In the Money Talks project we term interventions that use funding as a remedy to promote gender balance in political office as Gendered Electoral Financing. The commonality between different kinds of gendered electoral financing schemes is that they all assume that funding incentivizes a shift in political behavior. The first aim of the project is to develop a typology of different kinds of Gendered Electoral Financing and to build theories about its causes and consequences.
The field studies conducted in Europe and Africa is selected to cover two distinctive types of gendered electoral financing. The party oriented type:Similar to gender quotas this type covers schemes that is designed to increase the demand for women in politics by incentivizing parties to nominate women through positive or negative financial sanctions. The candidate oriented type: This type target the supply side of political recruitment, by incentivizing women to run or stand for elections by providing cost relief through gender based funding or reduced expenses.
The project is cross-regional and covers cases like the United Kingdom, Malawi, France, Ghana, Cape Verde, Ireland, Kenya and Tunisia. The common factor between these different countries is that governments or activists have promoted different kinds of gendered electoral financing schemes.

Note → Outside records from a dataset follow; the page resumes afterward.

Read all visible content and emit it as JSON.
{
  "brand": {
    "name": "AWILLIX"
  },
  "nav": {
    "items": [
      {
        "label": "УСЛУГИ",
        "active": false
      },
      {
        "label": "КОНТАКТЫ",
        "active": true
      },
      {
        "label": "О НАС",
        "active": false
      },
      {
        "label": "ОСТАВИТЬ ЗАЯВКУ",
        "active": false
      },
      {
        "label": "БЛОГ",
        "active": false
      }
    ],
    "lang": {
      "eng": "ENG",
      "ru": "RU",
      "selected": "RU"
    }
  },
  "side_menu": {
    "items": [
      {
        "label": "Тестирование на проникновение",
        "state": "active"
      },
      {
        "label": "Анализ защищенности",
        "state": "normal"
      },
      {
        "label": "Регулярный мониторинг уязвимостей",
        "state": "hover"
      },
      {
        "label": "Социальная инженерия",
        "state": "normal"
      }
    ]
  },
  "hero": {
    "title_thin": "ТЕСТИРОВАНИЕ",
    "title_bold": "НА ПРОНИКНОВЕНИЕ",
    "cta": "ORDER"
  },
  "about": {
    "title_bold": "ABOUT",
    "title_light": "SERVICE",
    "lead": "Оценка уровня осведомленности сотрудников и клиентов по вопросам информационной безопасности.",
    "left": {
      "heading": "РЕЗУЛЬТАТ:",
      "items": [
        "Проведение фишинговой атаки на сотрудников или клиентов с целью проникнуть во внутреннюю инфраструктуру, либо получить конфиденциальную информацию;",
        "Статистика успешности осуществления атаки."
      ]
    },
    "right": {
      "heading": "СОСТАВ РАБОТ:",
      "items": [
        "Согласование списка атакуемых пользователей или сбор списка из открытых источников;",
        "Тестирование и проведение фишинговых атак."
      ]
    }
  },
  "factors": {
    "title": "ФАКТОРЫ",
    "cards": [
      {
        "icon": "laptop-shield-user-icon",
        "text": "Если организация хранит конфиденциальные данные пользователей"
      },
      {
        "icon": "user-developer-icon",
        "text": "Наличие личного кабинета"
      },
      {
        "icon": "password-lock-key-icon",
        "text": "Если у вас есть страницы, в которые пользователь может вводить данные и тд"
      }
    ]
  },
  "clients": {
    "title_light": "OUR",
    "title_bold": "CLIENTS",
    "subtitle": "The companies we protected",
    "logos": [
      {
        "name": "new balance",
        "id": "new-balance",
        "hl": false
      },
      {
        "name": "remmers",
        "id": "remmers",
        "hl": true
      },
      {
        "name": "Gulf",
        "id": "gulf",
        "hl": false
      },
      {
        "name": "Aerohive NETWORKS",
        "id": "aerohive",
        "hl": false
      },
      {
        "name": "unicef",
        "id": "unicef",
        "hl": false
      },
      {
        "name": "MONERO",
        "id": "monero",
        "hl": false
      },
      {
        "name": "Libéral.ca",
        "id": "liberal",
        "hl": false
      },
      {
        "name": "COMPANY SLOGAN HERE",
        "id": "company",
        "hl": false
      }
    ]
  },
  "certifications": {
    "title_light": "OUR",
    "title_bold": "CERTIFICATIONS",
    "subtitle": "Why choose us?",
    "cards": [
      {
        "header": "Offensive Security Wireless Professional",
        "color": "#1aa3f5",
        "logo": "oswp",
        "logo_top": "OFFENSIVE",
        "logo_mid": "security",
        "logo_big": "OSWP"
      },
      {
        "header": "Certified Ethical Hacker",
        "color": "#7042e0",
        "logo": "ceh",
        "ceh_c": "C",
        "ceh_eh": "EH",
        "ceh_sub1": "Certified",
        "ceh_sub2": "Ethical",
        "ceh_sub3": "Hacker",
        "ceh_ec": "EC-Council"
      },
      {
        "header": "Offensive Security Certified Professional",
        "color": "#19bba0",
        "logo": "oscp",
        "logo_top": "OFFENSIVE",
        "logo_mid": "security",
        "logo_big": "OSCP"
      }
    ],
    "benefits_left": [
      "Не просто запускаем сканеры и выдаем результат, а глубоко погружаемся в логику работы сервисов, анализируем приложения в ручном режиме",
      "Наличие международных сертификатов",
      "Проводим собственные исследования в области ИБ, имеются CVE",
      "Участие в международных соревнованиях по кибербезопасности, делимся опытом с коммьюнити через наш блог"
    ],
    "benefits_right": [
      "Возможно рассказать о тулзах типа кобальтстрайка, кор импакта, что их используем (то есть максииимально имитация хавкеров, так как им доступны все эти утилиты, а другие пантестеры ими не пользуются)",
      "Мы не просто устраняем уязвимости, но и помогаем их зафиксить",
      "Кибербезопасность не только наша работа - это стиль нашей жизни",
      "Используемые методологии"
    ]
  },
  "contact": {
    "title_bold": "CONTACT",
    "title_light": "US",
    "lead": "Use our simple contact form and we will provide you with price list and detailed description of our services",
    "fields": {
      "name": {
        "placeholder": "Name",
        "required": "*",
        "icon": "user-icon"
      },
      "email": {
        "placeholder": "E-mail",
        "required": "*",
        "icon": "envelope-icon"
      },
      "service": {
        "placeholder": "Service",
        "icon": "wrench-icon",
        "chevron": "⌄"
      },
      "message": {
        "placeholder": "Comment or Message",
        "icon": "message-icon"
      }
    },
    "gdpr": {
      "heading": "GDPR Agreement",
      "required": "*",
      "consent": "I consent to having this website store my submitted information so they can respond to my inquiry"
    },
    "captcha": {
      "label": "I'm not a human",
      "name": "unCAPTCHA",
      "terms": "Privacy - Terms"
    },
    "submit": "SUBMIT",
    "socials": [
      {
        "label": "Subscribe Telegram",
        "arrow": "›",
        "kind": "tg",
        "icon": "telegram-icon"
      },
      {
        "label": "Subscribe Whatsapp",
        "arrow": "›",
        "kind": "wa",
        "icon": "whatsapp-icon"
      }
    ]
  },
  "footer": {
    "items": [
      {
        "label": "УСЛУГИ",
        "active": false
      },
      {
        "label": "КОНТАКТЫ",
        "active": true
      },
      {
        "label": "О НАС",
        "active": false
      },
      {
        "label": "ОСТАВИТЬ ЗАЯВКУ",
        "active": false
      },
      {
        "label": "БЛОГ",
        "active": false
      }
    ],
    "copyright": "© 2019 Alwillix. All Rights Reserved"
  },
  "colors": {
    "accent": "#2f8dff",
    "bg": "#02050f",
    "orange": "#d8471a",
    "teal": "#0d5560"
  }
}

The broad empirical focus is employed to identify mechanisms that are context specific and those that are more general in terms of understanding how the costs of elections, funding schemes and gender balance in political recruitment is connected.
The project also includes an in-depth study of the relationship between cost of elections in politics and gender balance in Kenya. As well as a study analyzing the intersection between youth and gender quotas at the one hand, and financial sanctions at the other. This study is an comparison between Ireland and Tunisia.